I’ve written up the shawl in a total of ten sizes. Yes, ten of them. There are five different lengths, and I’ve done the math to give yardage for two different heights for each size. The largest size uses up the entire hank of yarn.
The pattern is with my tech editor, and she promises its return soon. I have pictures. The layout has been finalized. It’s basically all done. I just don’t have a clue what to call it. I’ve wracked my brain for the last couple of months, and I get nothing. Nothing!
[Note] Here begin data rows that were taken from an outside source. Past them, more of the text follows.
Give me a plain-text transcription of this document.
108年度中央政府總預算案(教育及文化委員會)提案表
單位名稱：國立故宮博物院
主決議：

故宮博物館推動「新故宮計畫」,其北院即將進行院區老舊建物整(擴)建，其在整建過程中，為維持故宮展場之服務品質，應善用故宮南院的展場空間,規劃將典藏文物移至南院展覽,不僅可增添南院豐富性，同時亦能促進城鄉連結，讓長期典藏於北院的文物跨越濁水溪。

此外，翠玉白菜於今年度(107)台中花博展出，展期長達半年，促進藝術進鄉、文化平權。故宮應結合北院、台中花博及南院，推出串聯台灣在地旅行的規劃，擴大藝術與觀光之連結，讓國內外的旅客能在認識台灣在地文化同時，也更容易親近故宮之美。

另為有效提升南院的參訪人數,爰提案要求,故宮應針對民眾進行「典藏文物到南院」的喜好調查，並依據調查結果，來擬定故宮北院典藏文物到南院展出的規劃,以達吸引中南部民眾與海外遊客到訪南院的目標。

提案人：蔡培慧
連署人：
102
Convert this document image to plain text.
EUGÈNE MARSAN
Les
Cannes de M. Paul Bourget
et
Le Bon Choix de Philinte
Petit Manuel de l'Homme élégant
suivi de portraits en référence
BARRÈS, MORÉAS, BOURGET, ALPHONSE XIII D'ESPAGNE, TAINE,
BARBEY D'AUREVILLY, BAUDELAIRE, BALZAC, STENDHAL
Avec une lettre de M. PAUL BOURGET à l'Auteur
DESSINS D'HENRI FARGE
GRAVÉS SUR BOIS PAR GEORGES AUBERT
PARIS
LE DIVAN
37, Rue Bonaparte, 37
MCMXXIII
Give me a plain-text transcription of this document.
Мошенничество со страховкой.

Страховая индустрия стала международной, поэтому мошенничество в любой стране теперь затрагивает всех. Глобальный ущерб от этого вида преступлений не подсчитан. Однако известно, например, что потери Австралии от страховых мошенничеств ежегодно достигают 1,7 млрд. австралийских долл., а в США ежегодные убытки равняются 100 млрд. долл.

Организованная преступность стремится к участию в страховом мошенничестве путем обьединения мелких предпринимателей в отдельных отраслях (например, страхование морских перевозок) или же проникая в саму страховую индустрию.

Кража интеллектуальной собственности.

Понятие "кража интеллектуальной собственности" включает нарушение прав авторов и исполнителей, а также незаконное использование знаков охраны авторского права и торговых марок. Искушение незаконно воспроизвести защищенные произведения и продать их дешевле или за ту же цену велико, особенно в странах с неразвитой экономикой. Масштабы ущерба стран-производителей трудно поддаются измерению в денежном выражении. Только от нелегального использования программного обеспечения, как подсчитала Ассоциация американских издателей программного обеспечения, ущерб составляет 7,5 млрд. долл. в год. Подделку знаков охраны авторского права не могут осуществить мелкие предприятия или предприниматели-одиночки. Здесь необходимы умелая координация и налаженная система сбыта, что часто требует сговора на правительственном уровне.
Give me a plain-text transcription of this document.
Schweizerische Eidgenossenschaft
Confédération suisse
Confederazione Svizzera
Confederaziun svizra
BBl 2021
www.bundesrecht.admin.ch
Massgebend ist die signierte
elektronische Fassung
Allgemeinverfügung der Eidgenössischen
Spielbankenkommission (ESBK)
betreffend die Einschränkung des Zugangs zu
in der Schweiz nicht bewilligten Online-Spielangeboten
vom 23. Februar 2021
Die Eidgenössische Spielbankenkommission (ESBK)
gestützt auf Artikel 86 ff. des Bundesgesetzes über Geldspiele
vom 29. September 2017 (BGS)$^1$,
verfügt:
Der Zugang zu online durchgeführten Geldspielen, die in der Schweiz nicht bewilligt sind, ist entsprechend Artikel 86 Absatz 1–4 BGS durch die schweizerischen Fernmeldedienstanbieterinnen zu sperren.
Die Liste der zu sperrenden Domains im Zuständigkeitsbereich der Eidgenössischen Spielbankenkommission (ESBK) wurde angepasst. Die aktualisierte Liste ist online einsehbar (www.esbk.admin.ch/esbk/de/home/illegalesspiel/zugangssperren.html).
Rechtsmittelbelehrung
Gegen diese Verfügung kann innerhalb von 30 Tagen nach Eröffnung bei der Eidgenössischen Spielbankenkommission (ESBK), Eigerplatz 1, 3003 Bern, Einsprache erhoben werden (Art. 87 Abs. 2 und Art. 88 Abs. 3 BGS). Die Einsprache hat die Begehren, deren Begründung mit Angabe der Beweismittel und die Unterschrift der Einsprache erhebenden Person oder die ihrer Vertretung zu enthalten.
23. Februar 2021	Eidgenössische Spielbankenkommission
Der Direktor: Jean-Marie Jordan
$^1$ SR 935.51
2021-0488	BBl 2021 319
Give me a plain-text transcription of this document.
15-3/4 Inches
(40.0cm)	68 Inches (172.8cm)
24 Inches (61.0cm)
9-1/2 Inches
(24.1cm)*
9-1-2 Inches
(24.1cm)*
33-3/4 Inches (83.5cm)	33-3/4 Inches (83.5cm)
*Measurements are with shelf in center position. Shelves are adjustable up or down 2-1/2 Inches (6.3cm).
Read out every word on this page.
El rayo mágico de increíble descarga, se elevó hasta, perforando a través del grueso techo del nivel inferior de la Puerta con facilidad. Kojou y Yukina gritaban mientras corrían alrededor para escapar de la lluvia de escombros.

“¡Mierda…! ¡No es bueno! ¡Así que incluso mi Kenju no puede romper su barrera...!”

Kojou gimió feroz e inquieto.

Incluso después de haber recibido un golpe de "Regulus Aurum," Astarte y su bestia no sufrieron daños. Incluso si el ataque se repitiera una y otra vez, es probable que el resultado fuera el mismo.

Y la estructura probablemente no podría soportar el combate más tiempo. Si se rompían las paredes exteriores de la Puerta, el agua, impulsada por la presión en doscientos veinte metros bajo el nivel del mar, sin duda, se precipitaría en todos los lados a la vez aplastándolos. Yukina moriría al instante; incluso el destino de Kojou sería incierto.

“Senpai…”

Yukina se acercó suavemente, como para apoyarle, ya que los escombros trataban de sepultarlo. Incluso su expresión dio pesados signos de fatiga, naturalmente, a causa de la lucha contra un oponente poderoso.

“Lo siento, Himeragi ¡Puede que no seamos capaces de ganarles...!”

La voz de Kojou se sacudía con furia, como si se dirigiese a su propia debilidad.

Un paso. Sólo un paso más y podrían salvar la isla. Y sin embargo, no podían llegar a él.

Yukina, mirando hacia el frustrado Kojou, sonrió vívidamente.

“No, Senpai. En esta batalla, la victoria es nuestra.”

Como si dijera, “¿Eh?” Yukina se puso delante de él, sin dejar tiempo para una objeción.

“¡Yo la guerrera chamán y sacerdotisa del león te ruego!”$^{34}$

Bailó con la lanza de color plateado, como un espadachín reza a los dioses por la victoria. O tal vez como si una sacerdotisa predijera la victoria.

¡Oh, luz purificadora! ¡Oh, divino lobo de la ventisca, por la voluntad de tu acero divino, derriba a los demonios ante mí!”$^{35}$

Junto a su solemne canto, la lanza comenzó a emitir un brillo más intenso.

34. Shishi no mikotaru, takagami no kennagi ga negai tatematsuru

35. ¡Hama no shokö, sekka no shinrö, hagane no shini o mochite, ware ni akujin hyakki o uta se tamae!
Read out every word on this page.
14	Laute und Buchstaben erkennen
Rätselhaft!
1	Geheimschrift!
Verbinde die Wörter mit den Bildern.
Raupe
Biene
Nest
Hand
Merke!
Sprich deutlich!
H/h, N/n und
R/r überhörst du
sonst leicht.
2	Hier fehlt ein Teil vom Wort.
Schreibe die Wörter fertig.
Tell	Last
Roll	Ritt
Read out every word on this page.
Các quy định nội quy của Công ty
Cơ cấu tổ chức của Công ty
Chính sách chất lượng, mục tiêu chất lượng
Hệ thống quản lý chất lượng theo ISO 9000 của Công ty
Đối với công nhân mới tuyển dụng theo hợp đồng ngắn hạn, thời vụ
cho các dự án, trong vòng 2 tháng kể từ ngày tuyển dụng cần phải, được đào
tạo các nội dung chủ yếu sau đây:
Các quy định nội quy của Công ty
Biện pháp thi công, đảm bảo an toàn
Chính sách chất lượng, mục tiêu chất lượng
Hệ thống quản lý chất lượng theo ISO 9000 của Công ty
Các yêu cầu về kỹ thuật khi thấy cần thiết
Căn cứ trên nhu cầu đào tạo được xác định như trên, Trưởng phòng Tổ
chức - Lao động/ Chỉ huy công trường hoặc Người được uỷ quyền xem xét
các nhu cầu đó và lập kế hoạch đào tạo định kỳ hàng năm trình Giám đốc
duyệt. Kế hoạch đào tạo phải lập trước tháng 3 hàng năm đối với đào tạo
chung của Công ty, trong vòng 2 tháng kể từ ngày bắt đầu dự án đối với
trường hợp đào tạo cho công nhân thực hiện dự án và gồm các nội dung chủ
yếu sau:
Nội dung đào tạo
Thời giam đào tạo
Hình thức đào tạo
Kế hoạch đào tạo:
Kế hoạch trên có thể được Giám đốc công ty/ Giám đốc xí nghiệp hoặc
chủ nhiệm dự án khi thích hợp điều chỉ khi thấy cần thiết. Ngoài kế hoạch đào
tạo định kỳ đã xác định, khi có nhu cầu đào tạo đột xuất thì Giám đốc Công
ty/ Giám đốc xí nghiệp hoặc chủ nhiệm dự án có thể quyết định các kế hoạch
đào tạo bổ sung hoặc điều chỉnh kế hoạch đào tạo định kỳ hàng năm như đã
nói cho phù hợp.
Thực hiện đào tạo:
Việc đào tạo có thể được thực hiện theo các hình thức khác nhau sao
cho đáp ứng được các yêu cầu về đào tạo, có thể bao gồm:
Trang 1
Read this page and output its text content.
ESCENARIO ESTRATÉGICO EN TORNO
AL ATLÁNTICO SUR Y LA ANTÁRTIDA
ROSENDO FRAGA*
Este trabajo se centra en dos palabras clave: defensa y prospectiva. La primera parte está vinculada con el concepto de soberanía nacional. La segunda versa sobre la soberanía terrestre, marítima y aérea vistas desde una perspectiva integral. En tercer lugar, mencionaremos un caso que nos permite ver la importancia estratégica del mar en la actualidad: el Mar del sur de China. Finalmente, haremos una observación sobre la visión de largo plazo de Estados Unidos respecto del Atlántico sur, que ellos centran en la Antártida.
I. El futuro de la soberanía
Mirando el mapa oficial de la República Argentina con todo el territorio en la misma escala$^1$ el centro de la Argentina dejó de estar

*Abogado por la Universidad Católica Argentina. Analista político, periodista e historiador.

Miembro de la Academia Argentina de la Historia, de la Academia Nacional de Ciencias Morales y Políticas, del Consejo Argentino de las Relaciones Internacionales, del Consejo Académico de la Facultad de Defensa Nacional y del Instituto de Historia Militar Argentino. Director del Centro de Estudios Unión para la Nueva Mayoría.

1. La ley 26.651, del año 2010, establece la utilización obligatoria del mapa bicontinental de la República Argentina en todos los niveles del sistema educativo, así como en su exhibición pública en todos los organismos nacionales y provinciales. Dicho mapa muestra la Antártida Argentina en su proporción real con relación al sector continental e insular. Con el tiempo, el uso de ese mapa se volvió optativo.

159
This is where you come in. Reply to this blog post with your idea for a name for my pattern. This next part is very important: in addition to the name, I want to know why you thought of it, why this design made you think of the name you are suggesting, what inspired you. Here’s another little bit: your name and reason must be left as a comment to this blog post by the time I get up in the morning on August 11, 2014. I live in the Pacific time zone, so that should give most of you the entire weekend, plus Monday morning, or so, maybe, I do sometimes get up at 5 am, so to be certain get your idea(s) posted as a comment to this blog post sooner rather than later. Ideas left on Ravelry, Facebook, Twitter, or anywhere else will not be eligible to win. To recap: winning entries will…
- Reply to this blog post
- Include a name suggestion
- Include a reason for the name suggestion
- Be posted before I get up in the morning on August 11, 2014
What do you get out of this? Well, the winning entry gets a free pdf of the pattern. If you’re on Ravelry, I’ll drop it into your Ravelry library. If not, then I’ll email a copy of it to you. Make sure your email address is correct when you make your suggestion. If I love your idea, and can’t get hold of you, you won’t get your free pattern.
The Naming of Cats is a difficult matter,
It isn’t just one of your holiday games;
At first you may think I’m as mad as a hatter
When I tell you a cat must have three different names.